How VS Code Stores Secrets
VS Code uses the OS-native Keychain/Keyring:
- macOS: Keychain
- Windows: Credential Manager
- Linux: libsecret (GNOME Keyring, etc.)
Extensions access this storage via context.secrets (the SecretStorage API).
Security Risks
1. Extraction via the Electron process
VS Code is Electron-based. Certain flags create a path to access secrets:
ELECTRON_RUN_AS_NODE=1 "${electronPath}" \
--ms-enable-electron-run-as-node "${vscodeDecryptScriptPath}" ${machineId}
2. Exposure through malicious extensions
Installed extensions have access to the SecretStorage API. Installing an unverified extension creates a risk of exposing stored tokens.
Security Best Practices
- Always use the SecretStorage API — never store secrets in environment variables or config files
- Minimize extension permissions — request only the scopes you need
- Install only verified extensions — check publisher verification in the Marketplace
- Rotate tokens regularly — refresh long-lived tokens periodically
Azure Resources Extension — Authentication Integration Pattern
The Azure Resources extension manages Azure resources from within VS Code. It serves as a useful reference for authentication patterns in extension development.
Authentication Flow
- Click “Sign in to Azure…” in the Azure Resources view
- VS Code’s built-in Microsoft authentication provider handles the auth
- Tenants requiring MFA authenticate separately in the Accounts & Tenants view
- Multiple Azure accounts can be active simultaneously
Key Settings
azureResourceGroups.selectedSubscriptions— Filter which subscriptions are displayedMicrosoft-sovereign-cloud.environment— Automatically configured for sovereign cloud access (government Azure, etc.)
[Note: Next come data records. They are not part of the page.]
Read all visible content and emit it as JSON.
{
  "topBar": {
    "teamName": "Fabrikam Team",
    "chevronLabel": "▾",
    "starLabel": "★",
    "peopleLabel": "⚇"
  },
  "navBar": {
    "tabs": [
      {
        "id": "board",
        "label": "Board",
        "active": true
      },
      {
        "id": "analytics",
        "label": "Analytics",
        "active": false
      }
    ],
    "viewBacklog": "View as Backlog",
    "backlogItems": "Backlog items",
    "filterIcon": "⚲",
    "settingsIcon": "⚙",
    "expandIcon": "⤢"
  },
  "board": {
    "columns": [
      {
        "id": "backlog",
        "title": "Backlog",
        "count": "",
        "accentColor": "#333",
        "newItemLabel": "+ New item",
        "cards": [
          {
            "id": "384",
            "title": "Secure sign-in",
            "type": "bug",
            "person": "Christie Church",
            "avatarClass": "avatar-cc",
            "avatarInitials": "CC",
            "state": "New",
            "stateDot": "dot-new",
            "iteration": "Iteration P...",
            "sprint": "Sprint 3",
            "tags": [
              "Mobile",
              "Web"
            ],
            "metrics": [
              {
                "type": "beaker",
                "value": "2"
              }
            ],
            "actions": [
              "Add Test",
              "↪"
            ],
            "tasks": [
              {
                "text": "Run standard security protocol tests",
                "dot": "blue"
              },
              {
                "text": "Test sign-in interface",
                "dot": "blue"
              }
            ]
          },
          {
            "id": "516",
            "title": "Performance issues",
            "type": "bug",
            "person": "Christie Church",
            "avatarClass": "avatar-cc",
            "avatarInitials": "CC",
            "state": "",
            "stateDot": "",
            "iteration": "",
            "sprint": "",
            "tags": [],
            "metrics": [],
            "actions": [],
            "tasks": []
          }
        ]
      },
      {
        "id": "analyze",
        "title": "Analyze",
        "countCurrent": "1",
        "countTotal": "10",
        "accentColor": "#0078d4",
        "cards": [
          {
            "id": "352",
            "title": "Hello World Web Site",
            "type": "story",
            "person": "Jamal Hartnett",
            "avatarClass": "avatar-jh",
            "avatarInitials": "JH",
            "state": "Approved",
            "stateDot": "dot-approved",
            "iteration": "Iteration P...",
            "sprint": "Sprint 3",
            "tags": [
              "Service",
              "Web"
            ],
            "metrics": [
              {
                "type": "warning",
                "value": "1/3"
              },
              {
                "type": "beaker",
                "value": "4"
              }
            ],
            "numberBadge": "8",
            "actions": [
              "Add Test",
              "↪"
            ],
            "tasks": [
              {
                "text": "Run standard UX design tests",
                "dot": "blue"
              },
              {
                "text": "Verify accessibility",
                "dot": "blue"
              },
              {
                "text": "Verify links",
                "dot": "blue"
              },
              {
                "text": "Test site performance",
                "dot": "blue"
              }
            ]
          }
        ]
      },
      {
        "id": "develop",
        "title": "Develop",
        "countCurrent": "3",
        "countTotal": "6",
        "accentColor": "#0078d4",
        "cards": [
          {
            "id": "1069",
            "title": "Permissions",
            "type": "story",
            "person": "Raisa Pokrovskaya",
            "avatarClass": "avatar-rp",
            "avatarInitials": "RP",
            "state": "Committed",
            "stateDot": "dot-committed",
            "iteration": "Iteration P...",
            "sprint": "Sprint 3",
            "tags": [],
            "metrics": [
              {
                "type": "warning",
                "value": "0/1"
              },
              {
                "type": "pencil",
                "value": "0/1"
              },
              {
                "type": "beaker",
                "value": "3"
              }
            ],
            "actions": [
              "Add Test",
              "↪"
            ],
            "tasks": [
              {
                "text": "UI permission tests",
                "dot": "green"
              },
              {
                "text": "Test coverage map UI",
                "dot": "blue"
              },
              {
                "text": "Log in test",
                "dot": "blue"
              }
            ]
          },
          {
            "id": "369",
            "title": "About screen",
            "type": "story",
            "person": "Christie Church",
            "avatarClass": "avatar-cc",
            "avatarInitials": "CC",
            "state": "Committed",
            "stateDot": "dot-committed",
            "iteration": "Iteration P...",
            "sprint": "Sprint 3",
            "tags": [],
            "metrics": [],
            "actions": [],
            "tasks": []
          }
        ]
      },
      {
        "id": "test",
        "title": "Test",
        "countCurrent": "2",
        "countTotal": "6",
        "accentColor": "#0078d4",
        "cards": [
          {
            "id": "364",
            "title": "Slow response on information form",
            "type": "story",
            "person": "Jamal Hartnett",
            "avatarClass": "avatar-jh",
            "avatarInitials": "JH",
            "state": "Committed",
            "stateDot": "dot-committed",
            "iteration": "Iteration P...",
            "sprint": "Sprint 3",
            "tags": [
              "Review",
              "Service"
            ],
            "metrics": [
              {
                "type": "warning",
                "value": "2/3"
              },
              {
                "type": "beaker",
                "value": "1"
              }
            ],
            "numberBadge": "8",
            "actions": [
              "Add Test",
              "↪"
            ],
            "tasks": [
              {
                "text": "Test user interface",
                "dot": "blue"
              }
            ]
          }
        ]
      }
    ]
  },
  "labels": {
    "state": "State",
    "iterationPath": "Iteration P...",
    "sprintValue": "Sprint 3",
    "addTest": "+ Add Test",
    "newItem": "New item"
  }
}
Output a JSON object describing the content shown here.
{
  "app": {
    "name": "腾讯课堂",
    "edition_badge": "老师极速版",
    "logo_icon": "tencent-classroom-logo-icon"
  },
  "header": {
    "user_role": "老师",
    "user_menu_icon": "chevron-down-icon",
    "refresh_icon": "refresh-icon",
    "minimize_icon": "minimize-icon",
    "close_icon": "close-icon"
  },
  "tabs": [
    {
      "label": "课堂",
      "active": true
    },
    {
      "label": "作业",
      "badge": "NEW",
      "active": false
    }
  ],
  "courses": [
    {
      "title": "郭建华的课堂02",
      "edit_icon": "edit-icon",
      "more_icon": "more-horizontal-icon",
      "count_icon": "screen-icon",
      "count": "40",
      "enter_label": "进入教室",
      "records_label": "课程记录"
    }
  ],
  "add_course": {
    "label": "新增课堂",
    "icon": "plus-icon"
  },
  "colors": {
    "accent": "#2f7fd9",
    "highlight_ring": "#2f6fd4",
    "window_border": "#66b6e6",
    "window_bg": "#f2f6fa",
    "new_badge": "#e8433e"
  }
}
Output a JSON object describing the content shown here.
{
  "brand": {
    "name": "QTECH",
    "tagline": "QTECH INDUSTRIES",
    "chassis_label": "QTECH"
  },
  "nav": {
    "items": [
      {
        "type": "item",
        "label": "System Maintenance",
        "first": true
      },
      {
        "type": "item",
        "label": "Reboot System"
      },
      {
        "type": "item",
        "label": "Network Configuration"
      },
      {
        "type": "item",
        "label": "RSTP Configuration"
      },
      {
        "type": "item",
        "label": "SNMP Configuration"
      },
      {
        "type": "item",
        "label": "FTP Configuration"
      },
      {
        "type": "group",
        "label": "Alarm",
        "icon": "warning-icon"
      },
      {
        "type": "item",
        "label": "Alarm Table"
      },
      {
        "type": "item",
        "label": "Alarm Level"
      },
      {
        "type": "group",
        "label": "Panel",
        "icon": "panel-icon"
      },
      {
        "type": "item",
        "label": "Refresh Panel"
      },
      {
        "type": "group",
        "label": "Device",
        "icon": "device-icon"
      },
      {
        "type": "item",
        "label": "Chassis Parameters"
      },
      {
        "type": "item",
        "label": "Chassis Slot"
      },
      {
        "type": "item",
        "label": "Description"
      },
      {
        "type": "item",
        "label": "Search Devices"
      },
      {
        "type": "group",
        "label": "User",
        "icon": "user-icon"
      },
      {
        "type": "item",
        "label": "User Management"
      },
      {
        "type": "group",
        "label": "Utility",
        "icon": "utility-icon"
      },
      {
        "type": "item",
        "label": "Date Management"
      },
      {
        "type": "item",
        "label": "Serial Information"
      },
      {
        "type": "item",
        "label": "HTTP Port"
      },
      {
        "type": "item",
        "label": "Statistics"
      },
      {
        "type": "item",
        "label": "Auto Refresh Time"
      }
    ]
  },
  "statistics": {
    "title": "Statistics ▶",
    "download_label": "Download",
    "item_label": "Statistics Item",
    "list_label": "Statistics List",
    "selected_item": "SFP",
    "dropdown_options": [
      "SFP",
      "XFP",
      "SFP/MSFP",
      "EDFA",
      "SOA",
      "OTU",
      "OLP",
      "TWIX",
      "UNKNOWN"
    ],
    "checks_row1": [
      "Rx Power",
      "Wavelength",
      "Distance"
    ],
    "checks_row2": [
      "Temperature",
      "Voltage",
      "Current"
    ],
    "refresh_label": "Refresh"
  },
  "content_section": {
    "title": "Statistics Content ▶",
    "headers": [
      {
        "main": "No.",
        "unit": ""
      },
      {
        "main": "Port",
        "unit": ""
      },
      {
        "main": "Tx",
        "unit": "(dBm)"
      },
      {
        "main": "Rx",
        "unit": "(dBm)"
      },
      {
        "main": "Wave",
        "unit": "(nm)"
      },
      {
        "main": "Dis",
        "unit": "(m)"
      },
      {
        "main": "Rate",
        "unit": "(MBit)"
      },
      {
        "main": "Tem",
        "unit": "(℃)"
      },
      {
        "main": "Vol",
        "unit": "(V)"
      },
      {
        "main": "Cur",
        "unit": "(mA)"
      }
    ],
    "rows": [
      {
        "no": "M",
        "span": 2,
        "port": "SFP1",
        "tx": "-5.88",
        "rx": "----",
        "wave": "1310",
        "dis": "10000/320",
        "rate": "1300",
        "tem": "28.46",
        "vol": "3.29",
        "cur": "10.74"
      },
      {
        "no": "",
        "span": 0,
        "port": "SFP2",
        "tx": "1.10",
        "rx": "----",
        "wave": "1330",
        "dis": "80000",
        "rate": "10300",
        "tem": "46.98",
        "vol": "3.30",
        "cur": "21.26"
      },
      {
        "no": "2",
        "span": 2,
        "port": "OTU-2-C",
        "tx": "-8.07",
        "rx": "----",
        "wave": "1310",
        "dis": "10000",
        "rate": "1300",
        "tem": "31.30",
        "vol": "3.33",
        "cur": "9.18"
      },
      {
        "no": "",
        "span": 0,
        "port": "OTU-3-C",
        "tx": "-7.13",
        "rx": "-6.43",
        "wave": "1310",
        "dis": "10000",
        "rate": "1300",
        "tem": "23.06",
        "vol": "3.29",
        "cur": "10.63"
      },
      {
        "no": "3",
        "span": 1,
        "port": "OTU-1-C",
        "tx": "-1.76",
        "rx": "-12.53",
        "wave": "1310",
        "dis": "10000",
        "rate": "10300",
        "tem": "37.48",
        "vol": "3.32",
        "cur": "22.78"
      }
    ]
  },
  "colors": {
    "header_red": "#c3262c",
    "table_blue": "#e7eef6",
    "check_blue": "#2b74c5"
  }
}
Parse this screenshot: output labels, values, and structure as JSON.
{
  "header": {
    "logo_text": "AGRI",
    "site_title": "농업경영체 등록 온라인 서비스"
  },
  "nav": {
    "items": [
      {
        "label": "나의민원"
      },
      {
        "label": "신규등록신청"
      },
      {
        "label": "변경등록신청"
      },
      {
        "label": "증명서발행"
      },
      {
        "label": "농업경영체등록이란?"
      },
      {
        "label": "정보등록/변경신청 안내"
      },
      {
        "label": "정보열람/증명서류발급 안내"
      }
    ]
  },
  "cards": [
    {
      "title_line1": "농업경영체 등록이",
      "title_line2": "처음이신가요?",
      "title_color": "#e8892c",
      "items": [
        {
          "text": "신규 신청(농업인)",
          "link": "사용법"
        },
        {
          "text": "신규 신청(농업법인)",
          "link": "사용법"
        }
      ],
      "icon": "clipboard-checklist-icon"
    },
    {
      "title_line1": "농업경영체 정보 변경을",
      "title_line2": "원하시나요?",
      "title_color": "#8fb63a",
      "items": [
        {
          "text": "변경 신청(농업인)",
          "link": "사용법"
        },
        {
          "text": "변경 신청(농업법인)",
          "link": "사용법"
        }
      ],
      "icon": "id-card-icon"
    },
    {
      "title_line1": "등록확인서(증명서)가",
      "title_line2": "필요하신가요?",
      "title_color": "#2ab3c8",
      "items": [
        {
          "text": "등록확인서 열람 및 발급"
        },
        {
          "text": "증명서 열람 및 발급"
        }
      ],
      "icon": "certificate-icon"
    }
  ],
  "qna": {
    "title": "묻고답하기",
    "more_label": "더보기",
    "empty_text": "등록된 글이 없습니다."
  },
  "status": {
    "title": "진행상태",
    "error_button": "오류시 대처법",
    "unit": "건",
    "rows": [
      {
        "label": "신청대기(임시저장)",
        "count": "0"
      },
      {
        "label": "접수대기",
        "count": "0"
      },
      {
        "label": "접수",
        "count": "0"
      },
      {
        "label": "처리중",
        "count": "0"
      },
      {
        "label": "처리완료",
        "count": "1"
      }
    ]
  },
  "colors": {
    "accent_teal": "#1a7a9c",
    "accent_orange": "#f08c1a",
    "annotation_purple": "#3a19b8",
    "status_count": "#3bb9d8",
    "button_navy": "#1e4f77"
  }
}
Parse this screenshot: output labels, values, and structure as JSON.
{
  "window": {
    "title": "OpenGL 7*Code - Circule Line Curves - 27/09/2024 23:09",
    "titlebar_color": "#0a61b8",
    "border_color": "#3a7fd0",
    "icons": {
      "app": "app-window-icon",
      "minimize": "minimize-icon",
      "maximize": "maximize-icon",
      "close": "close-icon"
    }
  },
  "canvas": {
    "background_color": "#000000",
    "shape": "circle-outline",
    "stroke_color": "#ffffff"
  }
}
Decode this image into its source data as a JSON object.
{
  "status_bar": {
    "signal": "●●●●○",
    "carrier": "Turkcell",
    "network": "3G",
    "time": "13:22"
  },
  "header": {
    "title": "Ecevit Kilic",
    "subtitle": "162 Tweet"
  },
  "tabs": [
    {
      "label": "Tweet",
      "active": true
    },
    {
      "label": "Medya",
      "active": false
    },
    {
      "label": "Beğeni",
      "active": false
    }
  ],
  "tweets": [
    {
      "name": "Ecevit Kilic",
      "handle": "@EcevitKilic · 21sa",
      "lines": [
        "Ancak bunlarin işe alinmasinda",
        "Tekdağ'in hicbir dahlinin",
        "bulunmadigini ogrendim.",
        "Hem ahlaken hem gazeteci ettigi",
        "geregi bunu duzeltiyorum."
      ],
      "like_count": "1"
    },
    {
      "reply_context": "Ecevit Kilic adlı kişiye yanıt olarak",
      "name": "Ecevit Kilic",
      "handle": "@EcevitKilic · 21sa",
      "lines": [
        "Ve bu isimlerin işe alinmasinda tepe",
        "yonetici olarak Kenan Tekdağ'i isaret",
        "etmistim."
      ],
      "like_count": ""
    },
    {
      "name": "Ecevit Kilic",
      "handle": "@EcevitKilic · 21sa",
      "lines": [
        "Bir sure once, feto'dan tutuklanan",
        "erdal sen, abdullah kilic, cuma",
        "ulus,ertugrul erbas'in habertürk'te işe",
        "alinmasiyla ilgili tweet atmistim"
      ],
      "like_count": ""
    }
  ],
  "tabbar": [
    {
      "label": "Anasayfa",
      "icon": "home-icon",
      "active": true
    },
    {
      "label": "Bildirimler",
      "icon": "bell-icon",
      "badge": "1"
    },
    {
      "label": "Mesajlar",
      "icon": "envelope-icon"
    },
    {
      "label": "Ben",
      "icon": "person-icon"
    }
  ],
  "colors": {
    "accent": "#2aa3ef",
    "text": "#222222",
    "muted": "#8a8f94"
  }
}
This pattern is a solid reference for implementing external service authentication in your own extensions.
Quick Links
- VS Code Remote Extensions Guide — Complete guide to remote development extensions
- VS Code API Reference — Full API reference
- Cycode: VS Code Secret Security — Secret extraction risk analysis
- Azure Resources Extension — Azure integration guide
Insights
VS Code extension development is no longer about building a plugin that works locally. With Remote Development and Codespaces now standard, extensions must be designed as distributed components that work regardless of execution environment. Understanding the UI Extension vs Workspace Extension split is the first step. For secret management, starting with the SecretStorage API is the only right answer — security can’t be bolted on later. And as Cycode’s analysis demonstrates, being aware of the secret extraction paths in Electron-based apps is essential knowledge for anyone building extensions that handle credentials.